FOREST CITY ENTERPRISES, INC., which grew to own some $2 billion in real estate in 1993, was founded in 1922 by Jewish Polish immigrant Charles Ratner who opened the Forest City Materials Co. to sell lumber and building materials at E. 93rd St. and Harvard Ave. After incorporation in 1924, Ratner's 2 brothers, LEONARD and MAX, joined the business in 1925 and by 1928 Charles had sold out to them. Selling primarily to professional builders, Forest City thrived and moved into the building business itself, constructing garages, cottages, and unfinished furniture. In 1941 the company became one of the nation's first firms to manufacture prefabricated homes. Forest City profited from the post-WORLD WAR II boom as a pioneer in the "do-it-yourself" home improvement market when it opened its first retail store in 1955. Two years later, the company built a large lumberyard and building materials center on Brookpark Rd. in Brooklyn, which became its headquarters in 1965.
In 1960 the Ratner family consolidated its interests in the lumber and building materials field and the management of commercial properties into a new firm, Forest City Enterprises, Inc. By 1983 it had 20 home-center retail stores, 7 of them in the Cleveland area. After its 1960 reorganization, Forest City's greatest growth occurred in real estate, as it built, owned, and managed shopping malls, office and industrial buildings, hotels, and apartment complexes across the nation.
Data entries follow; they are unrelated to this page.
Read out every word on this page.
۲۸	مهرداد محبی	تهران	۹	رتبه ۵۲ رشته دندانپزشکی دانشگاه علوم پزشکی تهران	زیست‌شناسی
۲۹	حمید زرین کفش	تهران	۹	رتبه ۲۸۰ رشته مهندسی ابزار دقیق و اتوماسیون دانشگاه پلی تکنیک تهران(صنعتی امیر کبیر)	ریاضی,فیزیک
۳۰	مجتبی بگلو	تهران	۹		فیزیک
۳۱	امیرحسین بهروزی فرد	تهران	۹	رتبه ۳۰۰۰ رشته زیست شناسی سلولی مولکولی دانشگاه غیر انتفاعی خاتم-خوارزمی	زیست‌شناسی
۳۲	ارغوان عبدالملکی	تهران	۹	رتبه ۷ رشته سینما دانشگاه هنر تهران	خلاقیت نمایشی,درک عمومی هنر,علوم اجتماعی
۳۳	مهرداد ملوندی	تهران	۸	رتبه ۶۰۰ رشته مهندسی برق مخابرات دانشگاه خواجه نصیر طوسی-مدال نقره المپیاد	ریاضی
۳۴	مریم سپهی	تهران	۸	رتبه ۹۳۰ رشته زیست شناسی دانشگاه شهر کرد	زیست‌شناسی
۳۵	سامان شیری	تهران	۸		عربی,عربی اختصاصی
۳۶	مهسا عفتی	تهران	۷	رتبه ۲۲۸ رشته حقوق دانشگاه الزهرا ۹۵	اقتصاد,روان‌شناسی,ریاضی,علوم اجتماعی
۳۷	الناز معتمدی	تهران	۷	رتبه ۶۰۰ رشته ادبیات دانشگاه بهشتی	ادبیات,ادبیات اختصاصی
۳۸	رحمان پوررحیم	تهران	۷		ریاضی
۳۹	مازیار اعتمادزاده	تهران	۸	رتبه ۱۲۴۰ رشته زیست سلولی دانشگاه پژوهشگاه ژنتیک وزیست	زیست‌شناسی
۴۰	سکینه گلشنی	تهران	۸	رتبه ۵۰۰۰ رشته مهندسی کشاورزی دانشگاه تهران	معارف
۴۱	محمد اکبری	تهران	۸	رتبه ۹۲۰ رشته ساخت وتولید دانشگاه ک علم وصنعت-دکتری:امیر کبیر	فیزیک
Its acquisition of Thomas J. Dillon & Co. in 1968 provided the firm with modular units that Dillon had developed, which allowed for a fast and efficient building system for mass-produced housing and Forest City became Cleveland's largest apartment and home builder. Forest City Rental Properties, formed as a separate company in 1969 for its real estate enterprises, concentrated on larger urban developments, such as Cleveland's Halle Bldg. (see HALLE BROS. CO.), purchased in 1982, and the Tower City project, which was begun in 1980 and opened in March 1990.
In 1991 Forest City entered into the first U.S.-Mexico joint transportation ventures with Burlington Northern, Inc., to facilitate trade by integrating rail and barge services between interior points in Mexico and the U.S. In 1993 Forest City became part of a partnership to build 3,000 residential units in Las Vegas. In 1993 Forest City's revenues topped $500 million.